La justice, parent pauvre budgétaire de l’État ?

La justice, parent pauvre budgétaire de l’État ?

Graphe 1 : Distribution des dépenses judiciaires par branche judiciaire dans le projet de budget de 2017

Toutes les écoles de pensée en économie, des plus libérales aux plus interventionnistes, se rejoignent sur le fait que l’État est tenu de garantir le droit d’accès à la justice pour tous. Or ce droit n’est véritablement garanti que lorsque le service public de la justice est menu de moyens suffisants. Qu’en est-il de la situation au Liban ? Quel est le budget alloué à la justice dans ce pays ? Quelle part de la dépense publique représente-t-il, et cette part est-elle satisfaisante au vu des normes internationales ?

Cet article propose de passer en revue et d’analyser les dépenses consacrées à la justice dans ses différentes branches au Liban et leur évolution durant la période d’après-guerre, tout en les comparants aux budgets de la justice dans certains pays européens et arabes.

Il convient de rappeler que le Liban est resté douze ans sans budget, de l’année 2006 jusqu’à l’adoption du budget 2017 en octobre dernier, dans le cadre de pratiques politiques dont l’inconstitutionnalité flagrante ne sera pas abordée dans ce texte.

Les dépenses allouées aux organes judiciaires au Liban

Il faut d’abord préciser qu’il existe huit catégories de juridictions au Liban, dont les budgets proviennent de sources différentes. Les juridictions administrative (Conseil d’État) et judiciaire, ainsi que les juridictions civile et pénale spécialisées, puisent leur budget du ministère de la Justice. La juridiction financière (Cour des comptes) puise son budget de la Présidence du Conseil des ministres. La juridiction militaire puise son budget du ministère de la Défense nationale. Pour sa part, le Conseil constitutionnel bénéficie d’un budget qui lui est propre.

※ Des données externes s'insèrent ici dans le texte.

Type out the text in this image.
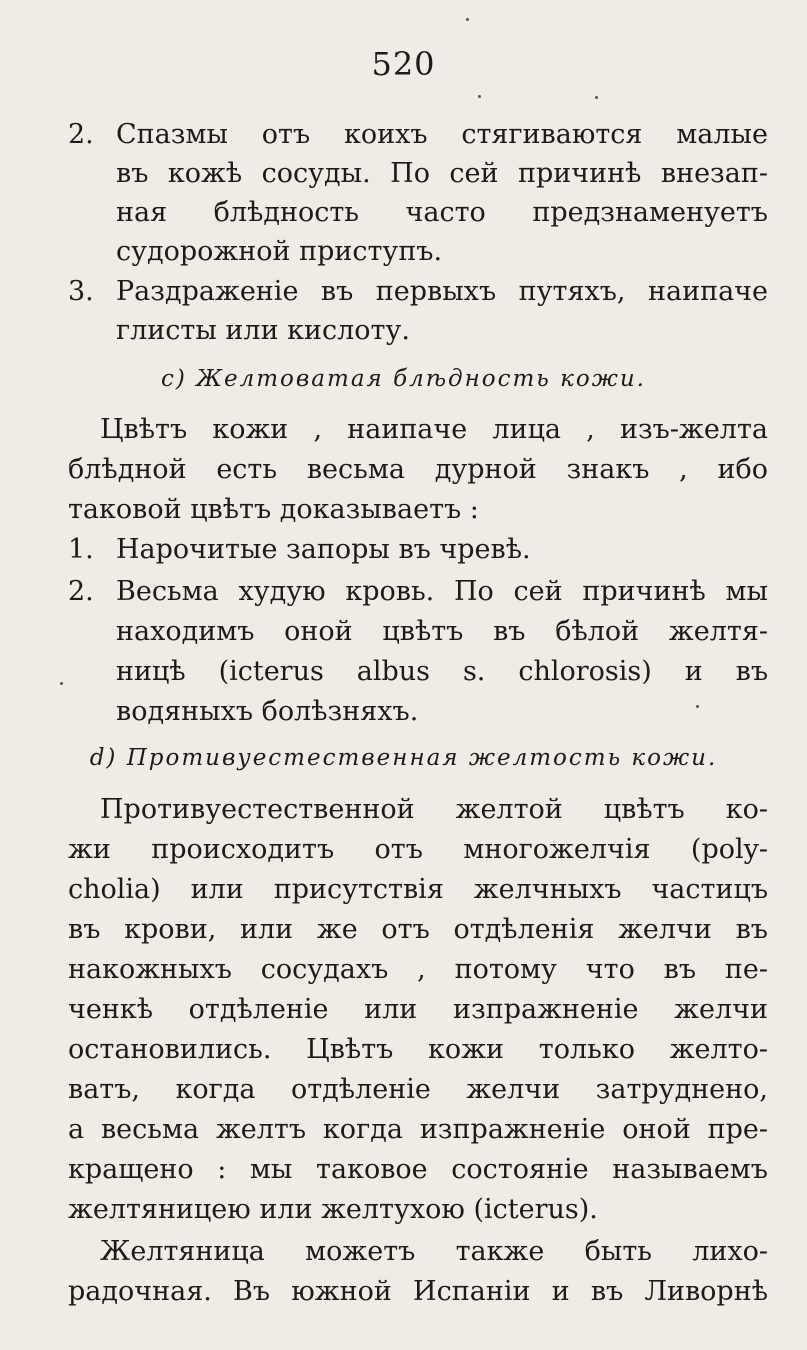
520
2. Спазмы отъ коихъ стягиваются малые
въ кожѣ сосуды. По сей причинѣ внезап-
ная блѣдность часто предзнаменуетъ
судорожной приступъ.
3. Раздраженіе въ первыхъ путяхъ, наипаче
глисты или кислоту.
c) Желтоватая блѣдность кожи.
Цвѣтъ кожи , наипаче лица , изъ-желта
блѣдной есть весьма дурной знакъ , ибо
таковой цвѣтъ доказываетъ :
1. Нарочитые запоры въ чревѣ.
2. Весьма худую кровь. По сей причинѣ мы
находимъ оной цвѣтъ въ бѣлой желтя-
ницѣ (icterus albus s. chlorosis) и въ
водяныхъ болѣзняхъ.
d) Противуестественная желтость кожи.
Противуестественной желтой цвѣтъ ко-
жи происходитъ отъ многожелчія (poly-
cholia) или присутствія желчныхъ частицъ
въ крови, или же отъ отдѣленія желчи въ
накожныхъ сосудахъ , потому что въ пе-
ченкѣ отдѣленіе или изпражненіе желчи
остановились. Цвѣтъ кожи только желто-
ватъ, когда отдѣленіе желчи затруднено,
а весьма желтъ когда изпражненіе оной пре-
кращено : мы таковое состояніе называемъ
желтяницею или желтухою (icterus).
Желтяница можетъ также быть лихо-
радочная. Въ южной Испаніи и въ Ливорнѣ
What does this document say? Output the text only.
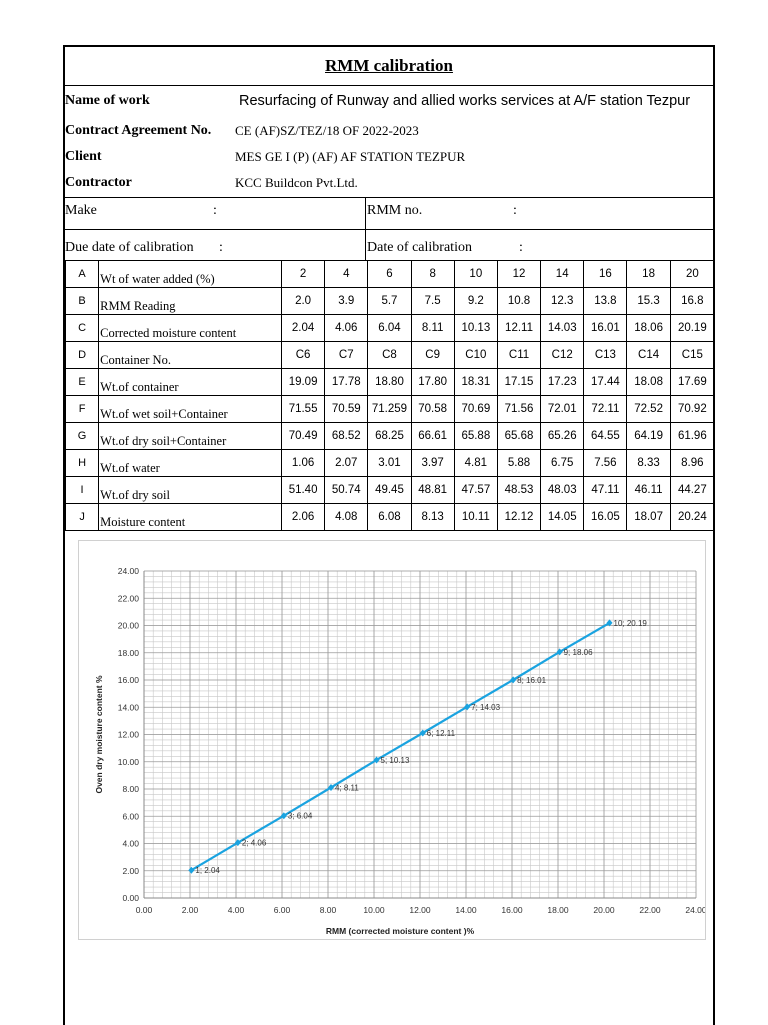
RMM calibration
Name of work	Resurfacing of Runway and allied works services at A/F station Tezpur
Contract Agreement No. CE (AF)SZ/TEZ/18 OF 2022-2023
Client	MES GE I (P) (AF) AF STATION TEZPUR
Contractor	KCC Buildcon Pvt.Ltd.
Make	:	RMM no.	:
Due date of calibration :	Date of calibration	:
A	Wt of water added (%)	2	4	6	8	10	12	14	16	18	20
B	RMM Reading	2.0	3.9	5.7	7.5	9.2	10.8	12.3	13.8	15.3	16.8
C	Corrected moisture content	2.04	4.06	6.04	8.11	10.13	12.11	14.03	16.01	18.06	20.19
D	Container No.	C6	C7	C8	C9	C10	C11	C12	C13	C14	C15
E	Wt.of container	19.09	17.78	18.80	17.80	18.31	17.15	17.23	17.44	18.08	17.69
F	Wt.of wet soil+Container	71.55	70.59	71.259	70.58	70.69	71.56	72.01	72.11	72.52	70.92
G	Wt.of dry soil+Container	70.49	68.52	68.25	66.61	65.88	65.68	65.26	64.55	64.19	61.96
H	Wt.of water	1.06	2.07	3.01	3.97	4.81	5.88	6.75	7.56	8.33	8.96
I	Wt.of dry soil	51.40	50.74	49.45	48.81	47.57	48.53	48.03	47.11	46.11	44.27
J	Moisture content	2.06	4.08	6.08	8.13	10.11	12.12	14.05	16.05	18.07	20.24
0.00	2.00	4.00	6.00	8.00	10.00	12.00	14.00	16.00	18.00	20.00	22.00	24.00
0.00
2.00
4.00
6.00
8.00
10.00
12.00
14.00
16.00
18.00
20.00
22.00
24.00
RMM (corrected moisture content )%
Oven dry moisture content %
1; 2.04
2; 4.06
3; 6.04
4; 8.11
5; 10.13
6; 12.11
7; 14.03
8; 16.01
9; 18.06
10; 20.19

La juridiction politique (la Haute-Cour pour juger les présidents et les ministres de la République), quant à elle, n’a pas de budget tant qu’elle n’est pas mise en œuvre.

Les juridictions confessionnelles, elles, se répartissent en deux catégories : d’une part, les tribunaux de la charia sunnites et jaafarites et les tribunaux druzes sont considérés comme faisant partie de l’administration publique de l’État et toutes leurs dépenses sont couvertes par le budget de la Présidence du Conseil des ministres ; d’autre part, les tribunaux ecclésiastiques qui bénéficient de contributions provenant du budget du ministère de la Justice. À toutes ces juridictions s’ajoute le Tribunal spécial pour le Liban (TSL) créé suite à l’assassinat de l’ancien Premier ministre Rafic Hariri. La résolution internationale de l’ONU instituant ce tribunal a attribué à l’État libanais la responsabilité d’assurer 49 % du budget du tribunal, les 51 % restants devant être assurés par des contributions versées par d’autres pays. Par conséquent, une disposition spéciale propre au TSL fut ajoutée aux projets de budget des années qui s’étendent entre 2008 et 2011, via le ministère de la Justice. Depuis 2012, le financement du TSL a été écarté des projets de budget pour être assuré par d’autres institutions (la Haute commission de secours, la Banque du Liban…).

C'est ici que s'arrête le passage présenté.